Jacob Tyler Boyd

Graduate Student

Personal Statement:

M.D./Ph.D. IBMS Physiology and Pharmacology Discipline

Lab Association:
Kenneth Hargreaves, D.D.S, Ph.D.

Hobbies and Interests:
Wilderness Medicine, Home Renovation, Skiing, Sports


MA, Biological Anthropology
University of Kansas - Lawrence, Kansas

BA, Creative Writing
University of North Texas - Denton, Texas


Physicians recommend dietary interventions for management of cardiovascular disease, diabetes and many autoimmune diseases; however, there is a large gap in knowledge on the role of diet as a risk factor or potential therapy for chronic pain. Management of pain remains a substantial medical problem, in part, because of an incomplete understanding of the physiologic mechanisms for transduction and processing of noxious stimuli. Moreover, current analgesics are often limited by incomplete efficacy, unacceptable side effects or risk of dependency. New discoveries for both the treatment and prevention of chronic pain are essential, and investigating the relationship between diet and pain allows for the potential development of new therapies along with a better understanding of the mechanisms of persistent pain.
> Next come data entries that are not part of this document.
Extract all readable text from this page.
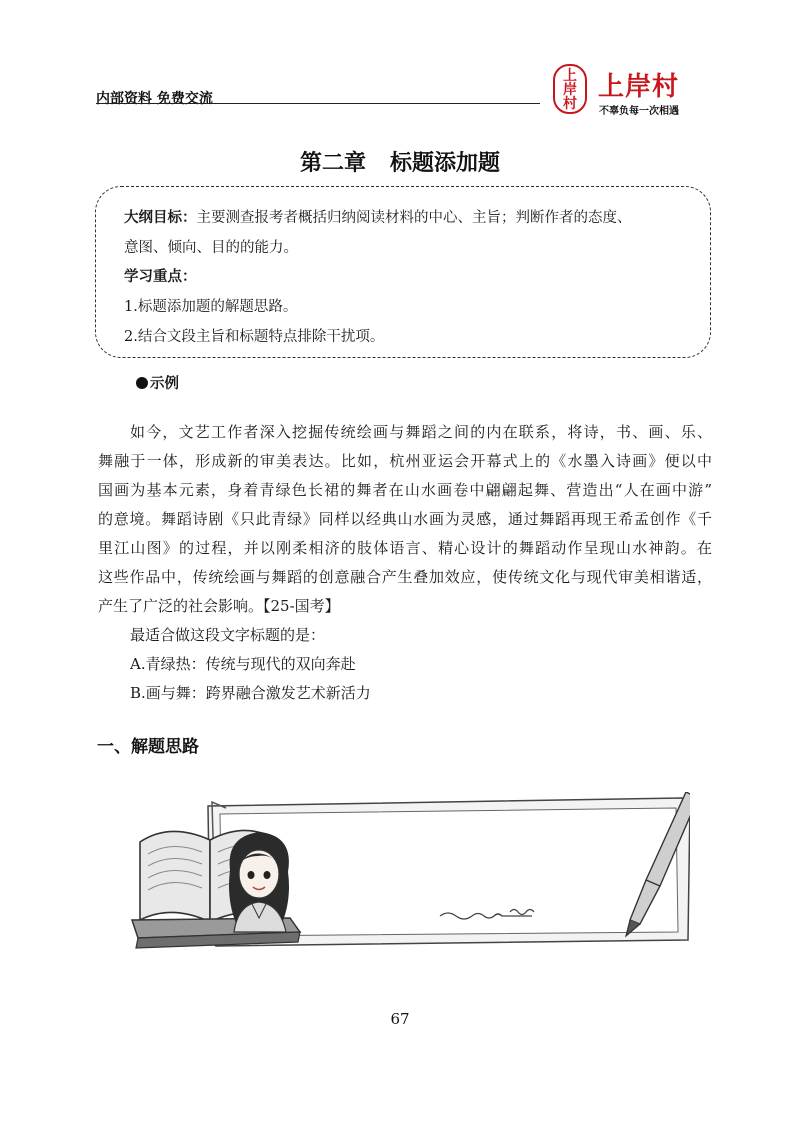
内部资料 免费交流
上
岸
村
上岸村
不辜负每一次相遇
第二章 标题添加题
大纲目标：主要测查报考者概括归纳阅读材料的中心、主旨；判断作者的态度、
意图、倾向、目的的能力。
学习重点：
1.标题添加题的解题思路。
2.结合文段主旨和标题特点排除干扰项。
示例
如今，文艺工作者深入挖掘传统绘画与舞蹈之间的内在联系，将诗，书、画、乐、
舞融于一体，形成新的审美表达。比如，杭州亚运会开幕式上的《水墨入诗画》便以中
国画为基本元素，身着青绿色长裙的舞者在山水画卷中翩翩起舞、营造出“人在画中游”
的意境。舞蹈诗剧《只此青绿》同样以经典山水画为灵感，通过舞蹈再现王希孟创作《千
里江山图》的过程，并以刚柔相济的肢体语言、精心设计的舞蹈动作呈现山水神韵。在
这些作品中，传统绘画与舞蹈的创意融合产生叠加效应，使传统文化与现代审美相谐适，
产生了广泛的社会影响。【25-国考】
最适合做这段文字标题的是：
A.青绿热：传统与现代的双向奔赴
B.画与舞：跨界融合激发艺术新活力
一、解题思路
67
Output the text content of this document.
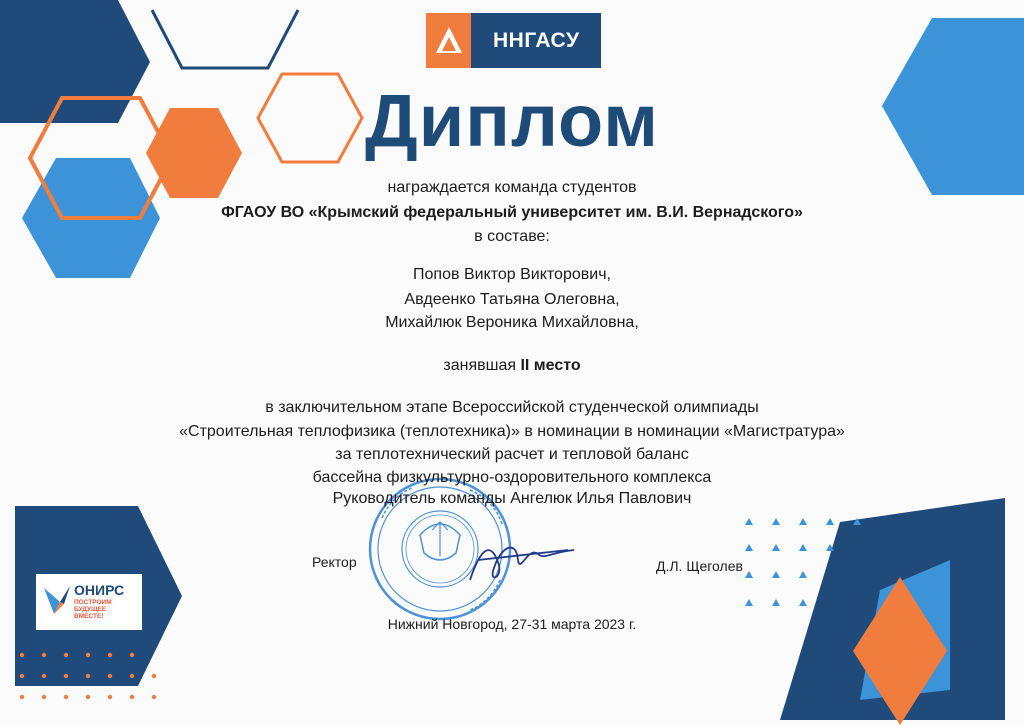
ННГАСУ
Диплом
награждается команда студентов
ФГАОУ ВО «Крымский федеральный университет им. В.И. Вернадского»
в составе:
Попов Виктор Викторович,
Авдеенко Татьяна Олеговна,
Михайлюк Вероника Михайловна,
занявшая II место
в заключительном этапе Всероссийской студенческой олимпиады
«Строительная теплофизика (теплотехника)» в номинации в номинации «Магистратура»
за теплотехнический расчет и тепловой баланс
бассейна физкультурно-оздоровительного комплекса
Руководитель команды Ангелюк Илья Павлович
Ректор	Д.Л. Щеголев
Нижний Новгород, 27-31 марта 2023 г.
ОНИРС
ПОСТРОИМ
БУДУЩЕЕ
ВМЕСТЕ!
Multiple studies have demonstrated that oxidized metabolites of linoleic acid (LA) or arachidonic acid (AA) have potent biological actions in activating transient receptor potential (TRP) channels, including TRPV1 and TRPA1, that are expressed on nociceptive neurons. Since LA and AA are essential omega-6 polyunsaturated fatty acids (PUFA), their physiologic levels are a function of dietary intake. Preliminary data presented in this application demonstrate that mice fed a 15- week high omega-6 diet exhibit changes in basal thermal and mechanical nociceptive thresholds and increased responses to noxious stimuli. However, there is still a large gap in knowledge as the mechanisms by which dietary omega-6 lipid intake modulate pain is not understood. Based on recent studies and our preliminary data, we propose to test the central hypothesis that increased dietary omega-6 PUFA leads to increased thermal hyperalgesia and mechanical allodynia via increased TRPV1 and TRPA1 activities. Diet-induced increased TRPV1 and TRPA1 activity could be a common mechanism among multiple chronic pain conditions and play a role in the transition from acute to chronic pain.

Awards & Accomplishments

• Accomplishments, Awards and Honors •

George W. Brackenridge MD/PhD Endowed Scholar – 2014-2016

Carol Clark Graduate Student Research Award – Fall 2011 and Spring 2012

• Certifications and Training •

Advanced Wilderness Life Support Certification — Summer 2016

Transthoracic Echocardiogram Training — Spring 2016


• Lectures, Posters and Presentations •

Annual UTHSCSA MD/PhD Meeting – San Antonio, TX. – March 2015
Boyd JT, Sayre NM, Lechleiter – Delayed Treatment of Traumatic Brain Injury with a Purinergic Ligand (Poster)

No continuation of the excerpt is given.